Allen C. Amason, of Mississippi State University, studied conflict and its role in decision-making. He stated that there are two kinds of conflict: cognitive — conflict based upon issues, ideas, processes or principles, and affective — conflict based upon personalities, emotions or values.

Researcher Thomas K. Capozzoli (1995) classified conflicts by whether the outcome was constructive or destructive. Conflicts are constructive when people change and grow personally from the conflict; the conflict results in a solution to a problem; the involvement of everyone affected by the conflict is increased; the team becomes more cohesive. Conflicts are destructive when no decision is reached and problem still exists; energy is diverted away from productive activities; the morale of the team members goes down; the team becomes divided.

=== Workplace conflict ===

Team conflict is common in the workplace where it may hinder productivity and the achievement of team goals. If management of conflict is not effective, it can disrupt group processes, but successfully-managed conflict may benefit the group.

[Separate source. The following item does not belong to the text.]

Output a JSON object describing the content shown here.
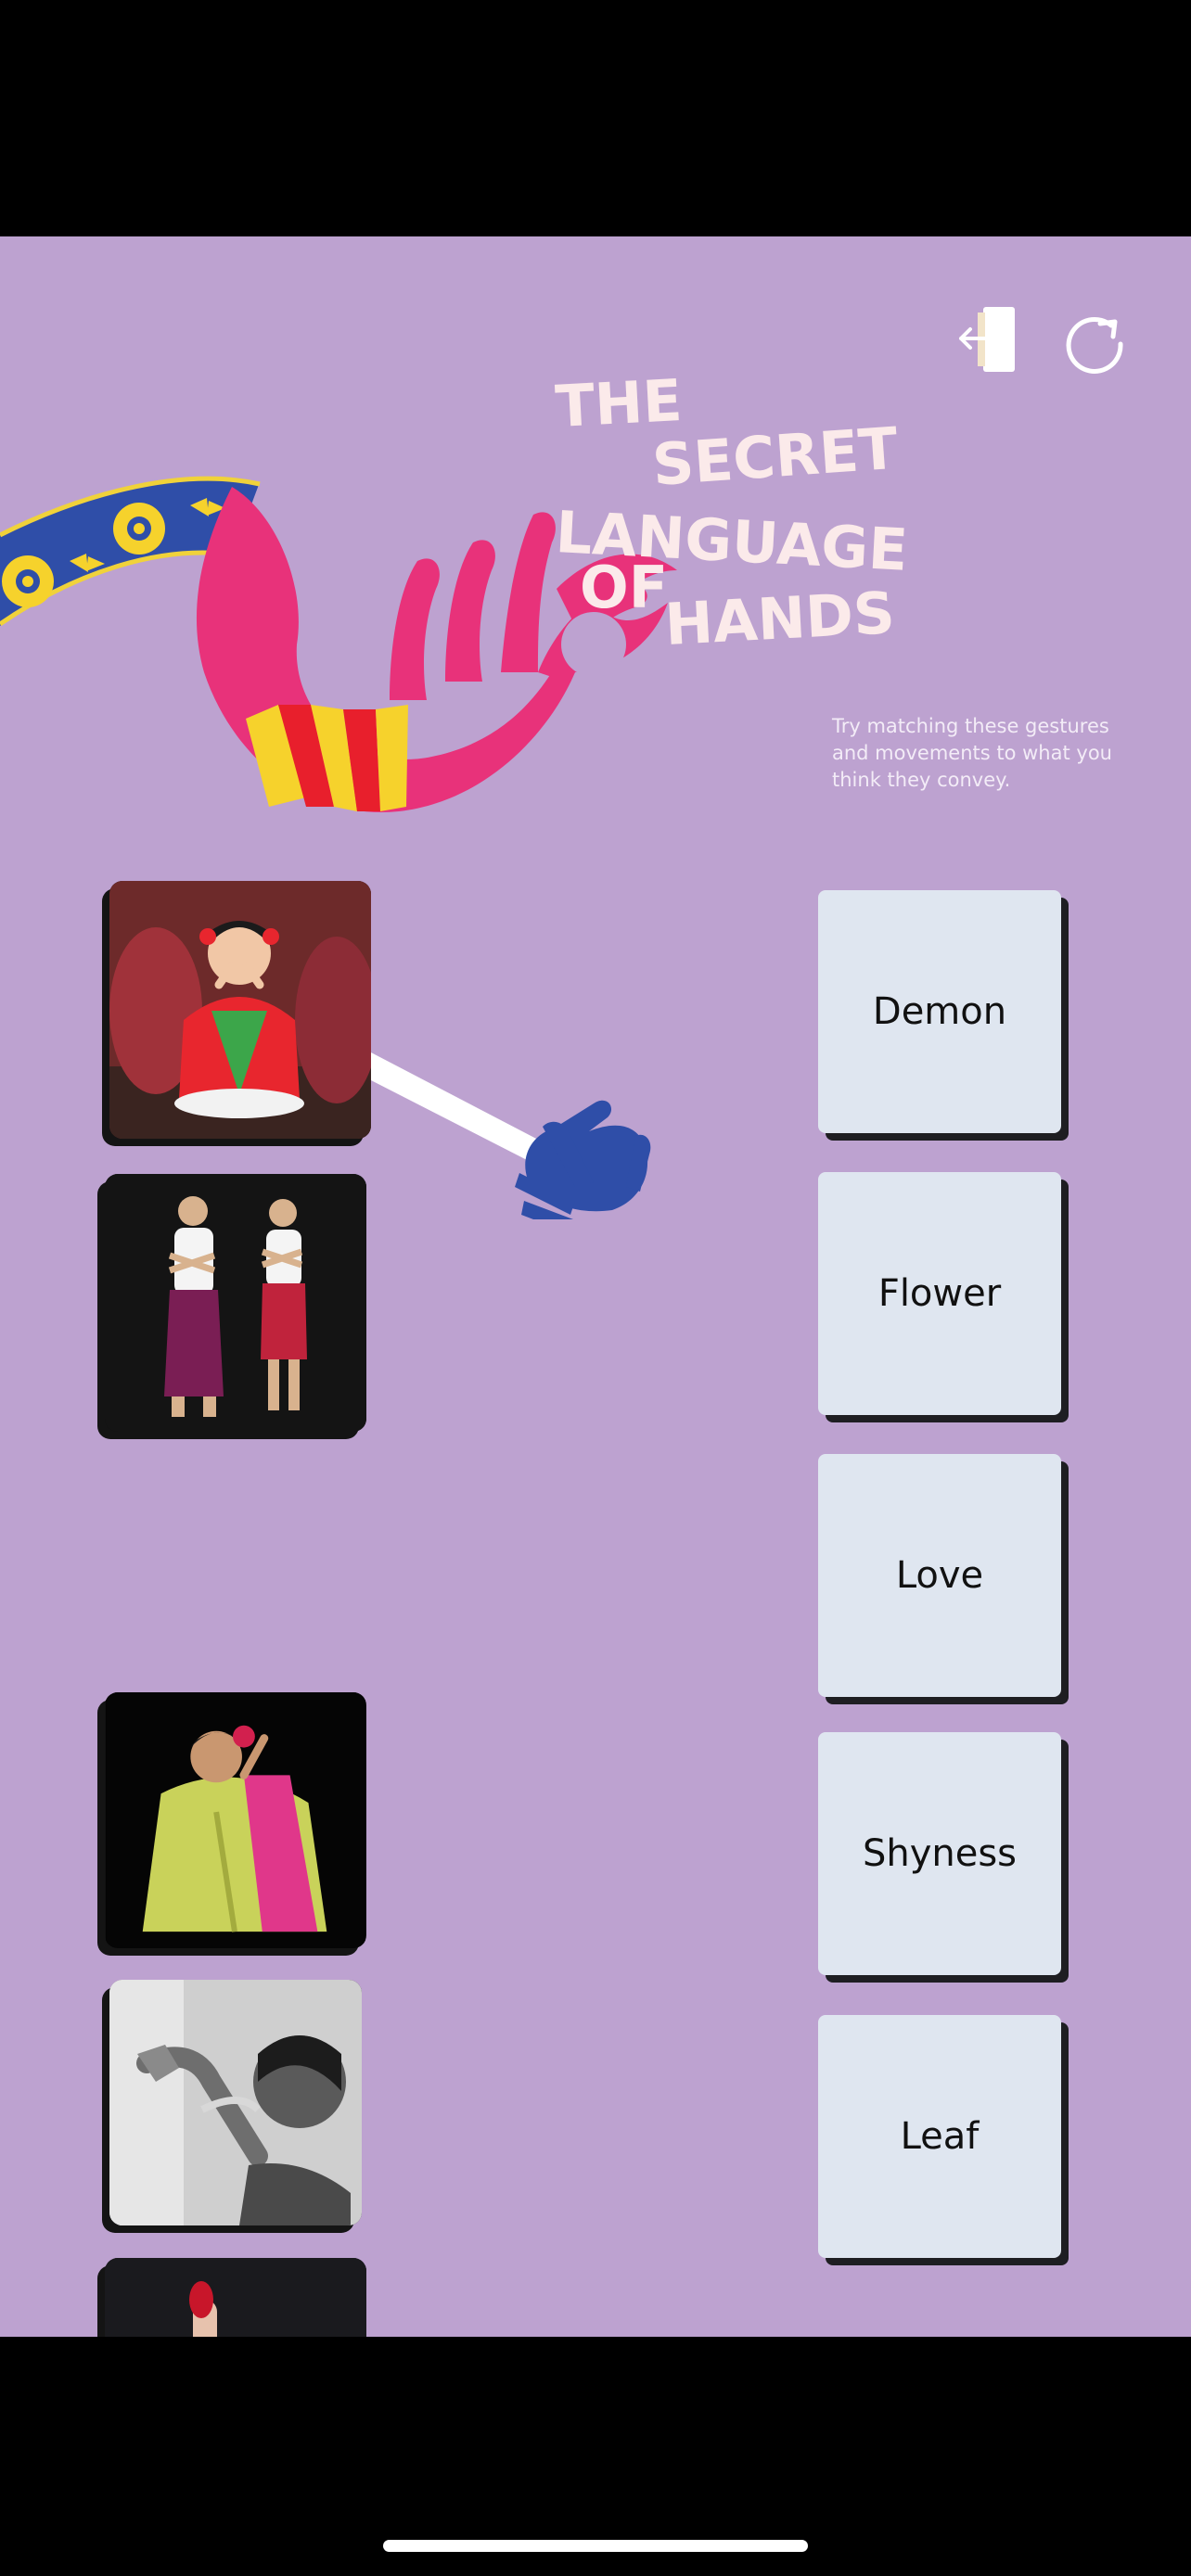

== "Faultlines" in groups ==
Lau and Murnighan identify what they call "faultlines" as a source of conflicts within groups. As a supplement to traditional approaches of research that focused on diversity characterized by variance of demographic attributes across a population, faultlines are hypothetical dividing lines that split groups into multiple sets of subgroups with each set based on different attributes. These attributes may be demographics, but also may be characteristics such as personal values or personalities. This work builds on work in social identity theory and self-categorization theory, which explains the ways in which individuals favor other individuals with whom they share a common identity; per this model, individuals evaluate members of their subgroups more positively than other members of the larger group, which may lead to conflict when disagreements occur across faultlines. Lau and Murnighan identify three compositional factors for faultlines within a group:
1. The number of individual attributes apparent to group members
2. Their alignment
3. The number of potentially homogenous subgroups

A group has weak faultlines if subgroups contain different members across sets, and strong faultlines if group members fall in the same groups across sets. For example, a team composed half of young male entry-level employees and half of older female executives has strong faultlines because each member falls in subgroups with the same other members across all three demographic characteristics.

Subsequent work on the impact of these embedded subgroups, called "factions" when overlap in subgroups is structured into teams, has found significant negative impacts on group productivity stemming from task conflict, emotional conflict, and behavioral disintegration. Faultlines were found to better predict variance in a variety of group self-perception metrics than traditional metrics of group heterogeneity, including perceptions of team-learning, psychological safety, satisfaction, and expected performance.

While the concept of faultlines model may be seen as presenting diversity as a challenge to be overcome, diversity has been found to contribute significantly to team outcomes under certain circumstances. Respectful inclusion of the opinions of minority members can lead to increased creativity as the group incorporates their distinct perspectives. The challenges associated with inclusivity are not insubstantial, and may require strong leadership and norms of tolerance and respect to overcome.

== Six-step procedure for dealing with conflict in teams ==
Conflict is a normal part of working in teams, because it brings creativity and helps avoid groupthink. However, too much conflict can stop teams for doing their work and certain procedures should be followed to get back on track. Guffey, Rhodes, and Rogin describe their six-step process for dealing with conflict in teams:
1. Listen: In order for everyone to understand the problem.
2. Understand the other's point of view: Active listening makes understanding the other's position easier. Show this by asking questions.
3. Show a concern for the relationship: Focus on the problem, not the person. Show that his or her needs are cared for and an overall willingness to resolve the conflict.
4. Look for common ground: Identify both sides' interest and see what you have in common.
5. Invent new problem-solving options: Brainstorm on new ways to solve the conflict and be sure to be open to new suggestions.
6. Reach an agreement on what's fair: Find a middle ground of whats fair and choose the best options after weighing the possible solutions.